26 Aralık 2025 Cuma

 


BİLİM SANAT VE EDEBİYAT DERNEĞİ 

Değerli yoldaşlar,

Hepinizi saygıyla selamlıyorum.

ELEŞTİRİLER VE ÖNERİLER

Başlıklı konuşmama halk ozanı Mahsuni Şerif’in bir dörtlüğüyle başlamak istiyorum.

              “Seyyah oldum pazar pazar dolaştım.
         Bir tüccara satamadım, ben beni
         Kuzu gibi diyar diyar meleşti

             Bir sürüye katamadım ben beni   Ben Hasan ÇERÇİOĞLU

Bildiğiniz gibi derneğimizin adı **“Bilim, Sanat ve Edebiyat Derneği”**dir.
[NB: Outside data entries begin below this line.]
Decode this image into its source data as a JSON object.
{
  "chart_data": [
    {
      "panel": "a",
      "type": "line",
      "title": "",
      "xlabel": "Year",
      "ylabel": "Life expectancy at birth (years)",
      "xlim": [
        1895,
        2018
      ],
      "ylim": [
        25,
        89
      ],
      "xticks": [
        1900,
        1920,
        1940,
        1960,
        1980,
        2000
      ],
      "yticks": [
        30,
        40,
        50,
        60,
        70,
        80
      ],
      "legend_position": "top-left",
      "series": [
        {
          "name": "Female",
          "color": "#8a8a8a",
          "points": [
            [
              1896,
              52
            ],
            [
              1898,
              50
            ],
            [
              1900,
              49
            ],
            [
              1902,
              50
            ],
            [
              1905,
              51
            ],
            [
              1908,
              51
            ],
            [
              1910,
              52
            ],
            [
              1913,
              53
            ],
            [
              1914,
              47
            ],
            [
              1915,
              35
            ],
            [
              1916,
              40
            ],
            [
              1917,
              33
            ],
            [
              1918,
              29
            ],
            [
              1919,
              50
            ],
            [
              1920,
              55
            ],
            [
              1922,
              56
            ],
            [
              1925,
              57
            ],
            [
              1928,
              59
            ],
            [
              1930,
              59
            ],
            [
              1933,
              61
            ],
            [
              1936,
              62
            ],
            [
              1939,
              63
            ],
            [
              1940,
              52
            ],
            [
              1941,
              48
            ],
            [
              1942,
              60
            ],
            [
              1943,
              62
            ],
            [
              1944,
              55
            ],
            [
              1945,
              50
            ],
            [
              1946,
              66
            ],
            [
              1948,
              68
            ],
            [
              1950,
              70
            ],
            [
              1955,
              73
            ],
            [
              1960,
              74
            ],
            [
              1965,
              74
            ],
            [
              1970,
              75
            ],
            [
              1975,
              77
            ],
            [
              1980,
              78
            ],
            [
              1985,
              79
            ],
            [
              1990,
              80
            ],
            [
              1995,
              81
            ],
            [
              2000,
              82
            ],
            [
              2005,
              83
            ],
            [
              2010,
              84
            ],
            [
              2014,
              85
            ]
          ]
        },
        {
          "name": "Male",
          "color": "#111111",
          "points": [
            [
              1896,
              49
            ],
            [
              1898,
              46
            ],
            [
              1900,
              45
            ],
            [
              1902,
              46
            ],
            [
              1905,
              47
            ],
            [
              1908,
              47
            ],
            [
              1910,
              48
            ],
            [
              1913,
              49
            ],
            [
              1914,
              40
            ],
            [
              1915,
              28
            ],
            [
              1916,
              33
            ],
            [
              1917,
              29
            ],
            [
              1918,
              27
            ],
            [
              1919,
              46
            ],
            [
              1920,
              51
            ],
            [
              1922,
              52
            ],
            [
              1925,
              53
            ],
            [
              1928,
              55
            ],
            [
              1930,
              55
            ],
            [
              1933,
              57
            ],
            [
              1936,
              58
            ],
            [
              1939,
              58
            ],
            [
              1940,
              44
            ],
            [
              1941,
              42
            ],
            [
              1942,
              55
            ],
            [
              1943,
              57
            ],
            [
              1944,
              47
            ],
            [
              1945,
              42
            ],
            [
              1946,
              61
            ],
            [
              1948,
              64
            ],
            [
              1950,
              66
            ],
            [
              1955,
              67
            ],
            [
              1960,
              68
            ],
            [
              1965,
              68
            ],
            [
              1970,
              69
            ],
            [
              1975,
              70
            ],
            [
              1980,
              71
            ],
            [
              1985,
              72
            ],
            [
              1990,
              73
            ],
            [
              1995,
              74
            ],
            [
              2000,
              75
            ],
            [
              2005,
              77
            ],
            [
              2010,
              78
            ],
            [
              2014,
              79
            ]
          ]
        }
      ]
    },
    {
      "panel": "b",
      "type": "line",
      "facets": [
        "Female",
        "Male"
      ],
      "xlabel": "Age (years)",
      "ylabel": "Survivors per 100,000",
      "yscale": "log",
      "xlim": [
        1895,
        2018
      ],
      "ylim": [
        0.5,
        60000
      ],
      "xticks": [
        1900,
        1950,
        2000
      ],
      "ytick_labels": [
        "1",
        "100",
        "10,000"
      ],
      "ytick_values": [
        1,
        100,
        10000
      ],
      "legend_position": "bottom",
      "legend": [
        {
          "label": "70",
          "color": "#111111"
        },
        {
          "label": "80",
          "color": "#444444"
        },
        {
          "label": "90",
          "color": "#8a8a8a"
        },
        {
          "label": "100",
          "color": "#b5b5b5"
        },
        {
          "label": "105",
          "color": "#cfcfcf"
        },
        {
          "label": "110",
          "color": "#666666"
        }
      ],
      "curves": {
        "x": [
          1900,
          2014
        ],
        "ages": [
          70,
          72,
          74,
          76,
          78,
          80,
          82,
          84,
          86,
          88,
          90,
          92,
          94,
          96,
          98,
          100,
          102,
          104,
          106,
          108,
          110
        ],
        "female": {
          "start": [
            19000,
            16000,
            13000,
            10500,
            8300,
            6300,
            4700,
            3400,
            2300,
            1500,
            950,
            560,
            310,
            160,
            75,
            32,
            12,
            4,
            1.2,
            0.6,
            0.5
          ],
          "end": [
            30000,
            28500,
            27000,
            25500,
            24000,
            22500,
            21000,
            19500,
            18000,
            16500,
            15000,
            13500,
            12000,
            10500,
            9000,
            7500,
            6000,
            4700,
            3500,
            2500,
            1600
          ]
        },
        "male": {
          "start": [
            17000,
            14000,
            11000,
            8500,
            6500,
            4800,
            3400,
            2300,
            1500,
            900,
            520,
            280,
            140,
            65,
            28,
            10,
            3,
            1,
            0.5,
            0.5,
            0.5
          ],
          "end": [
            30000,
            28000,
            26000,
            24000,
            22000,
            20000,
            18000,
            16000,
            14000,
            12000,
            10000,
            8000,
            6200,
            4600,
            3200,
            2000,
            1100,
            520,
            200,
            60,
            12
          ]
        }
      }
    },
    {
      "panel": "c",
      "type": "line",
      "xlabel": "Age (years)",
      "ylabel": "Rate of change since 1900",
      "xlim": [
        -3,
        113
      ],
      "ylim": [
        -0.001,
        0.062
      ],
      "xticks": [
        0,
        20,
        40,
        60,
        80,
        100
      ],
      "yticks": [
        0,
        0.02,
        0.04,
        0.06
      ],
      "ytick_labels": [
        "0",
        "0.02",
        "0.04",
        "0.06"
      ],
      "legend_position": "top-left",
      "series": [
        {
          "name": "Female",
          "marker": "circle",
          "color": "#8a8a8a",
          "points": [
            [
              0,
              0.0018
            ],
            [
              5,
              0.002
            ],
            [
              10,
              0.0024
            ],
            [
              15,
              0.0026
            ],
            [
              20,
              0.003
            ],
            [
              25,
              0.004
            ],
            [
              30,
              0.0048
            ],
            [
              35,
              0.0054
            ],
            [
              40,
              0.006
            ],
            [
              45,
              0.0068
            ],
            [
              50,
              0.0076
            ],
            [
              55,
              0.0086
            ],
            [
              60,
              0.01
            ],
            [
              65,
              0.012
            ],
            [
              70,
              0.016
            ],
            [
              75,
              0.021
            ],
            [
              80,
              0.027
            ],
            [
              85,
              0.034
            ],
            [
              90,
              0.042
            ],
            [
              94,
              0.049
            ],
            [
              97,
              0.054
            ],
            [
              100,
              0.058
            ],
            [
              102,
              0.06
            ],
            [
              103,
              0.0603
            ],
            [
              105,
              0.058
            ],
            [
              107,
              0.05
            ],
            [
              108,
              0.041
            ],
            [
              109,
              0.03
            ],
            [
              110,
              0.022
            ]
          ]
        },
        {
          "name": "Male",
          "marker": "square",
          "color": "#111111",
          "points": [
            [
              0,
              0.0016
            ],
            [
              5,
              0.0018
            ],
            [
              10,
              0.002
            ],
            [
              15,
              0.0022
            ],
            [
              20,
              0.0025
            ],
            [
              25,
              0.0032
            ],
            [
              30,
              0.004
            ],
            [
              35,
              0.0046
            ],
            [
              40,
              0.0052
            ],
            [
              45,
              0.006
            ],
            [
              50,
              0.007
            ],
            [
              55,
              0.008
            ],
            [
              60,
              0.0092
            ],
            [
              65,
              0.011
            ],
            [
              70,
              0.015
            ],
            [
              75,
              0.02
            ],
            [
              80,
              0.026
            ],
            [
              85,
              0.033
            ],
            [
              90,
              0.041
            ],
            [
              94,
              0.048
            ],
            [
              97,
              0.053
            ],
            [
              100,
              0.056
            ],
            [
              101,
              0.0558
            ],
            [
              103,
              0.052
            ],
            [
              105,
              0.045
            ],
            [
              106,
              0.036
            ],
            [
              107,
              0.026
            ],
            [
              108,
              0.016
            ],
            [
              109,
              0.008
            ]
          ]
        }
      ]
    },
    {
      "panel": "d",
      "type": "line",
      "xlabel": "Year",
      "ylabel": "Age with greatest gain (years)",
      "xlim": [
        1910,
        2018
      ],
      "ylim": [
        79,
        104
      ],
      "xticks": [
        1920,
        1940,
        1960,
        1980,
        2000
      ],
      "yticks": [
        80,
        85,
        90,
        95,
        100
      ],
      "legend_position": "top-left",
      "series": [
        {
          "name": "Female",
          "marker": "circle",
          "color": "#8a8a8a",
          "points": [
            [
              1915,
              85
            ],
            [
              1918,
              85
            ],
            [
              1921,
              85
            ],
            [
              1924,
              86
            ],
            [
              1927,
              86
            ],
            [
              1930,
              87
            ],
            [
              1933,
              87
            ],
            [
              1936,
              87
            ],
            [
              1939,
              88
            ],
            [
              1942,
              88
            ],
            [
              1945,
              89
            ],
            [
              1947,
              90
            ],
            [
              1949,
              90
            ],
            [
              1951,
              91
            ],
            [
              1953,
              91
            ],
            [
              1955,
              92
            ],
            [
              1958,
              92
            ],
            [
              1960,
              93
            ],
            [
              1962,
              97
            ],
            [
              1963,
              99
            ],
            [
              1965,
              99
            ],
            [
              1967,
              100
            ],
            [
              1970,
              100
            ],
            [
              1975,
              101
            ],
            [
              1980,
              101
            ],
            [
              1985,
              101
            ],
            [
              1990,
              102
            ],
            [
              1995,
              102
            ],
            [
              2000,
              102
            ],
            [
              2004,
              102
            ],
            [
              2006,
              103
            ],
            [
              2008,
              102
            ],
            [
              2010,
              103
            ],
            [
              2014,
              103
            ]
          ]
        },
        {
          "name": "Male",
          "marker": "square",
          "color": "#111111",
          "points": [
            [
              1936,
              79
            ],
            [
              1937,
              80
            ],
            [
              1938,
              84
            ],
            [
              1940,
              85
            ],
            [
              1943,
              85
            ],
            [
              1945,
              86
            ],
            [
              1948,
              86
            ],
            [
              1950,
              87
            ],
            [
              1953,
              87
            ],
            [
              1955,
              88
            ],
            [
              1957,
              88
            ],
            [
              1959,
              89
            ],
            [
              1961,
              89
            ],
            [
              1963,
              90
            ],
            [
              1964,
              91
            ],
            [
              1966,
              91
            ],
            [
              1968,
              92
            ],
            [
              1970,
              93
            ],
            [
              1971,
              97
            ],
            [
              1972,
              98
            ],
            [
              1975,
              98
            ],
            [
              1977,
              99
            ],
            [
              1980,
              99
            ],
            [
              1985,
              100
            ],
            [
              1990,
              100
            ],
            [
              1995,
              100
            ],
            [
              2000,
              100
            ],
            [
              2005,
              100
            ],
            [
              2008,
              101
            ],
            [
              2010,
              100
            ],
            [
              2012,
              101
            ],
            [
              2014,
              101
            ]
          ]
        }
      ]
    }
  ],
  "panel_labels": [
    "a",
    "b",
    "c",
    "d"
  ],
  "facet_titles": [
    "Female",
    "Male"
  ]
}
Ancak bilimin yüzü çoğu zaman “soğuk” olarak görülür; ülkemizde de bilime sıcak bakıldığı söylenemez. Başta üniversitelerimiz bilimsel eğitimden uzaklaştırılmış, eğitim ortaçağ kalıntıları tarikat ve cemaatlere teslim edilmiştir. Bilim insanlarımız, kendi alanlarında başarı gösterebilmek için çoğu zaman ülke dışına çıkmak zorunda kalmışlardır. Örneğin, Nobel Ödüllü Aziz Sancar Amerika’da; koronavirüs aşısını geliştiren Uğur Şahin ve Özlem Türeci Almanya’da çalışmalarını sürdürmektedir.

Bunun gibi daha nice bilim insanı üretimlerini yurt dışında devam ettirmek zorunda kalmışlardır. Neden? Diye sorarsanız: ülkede özgürlük yok. Özgür düşünce olmadan, eleştirel düşünce olmadan ne bilim ilerler, ne sanat, ne de edebiyat.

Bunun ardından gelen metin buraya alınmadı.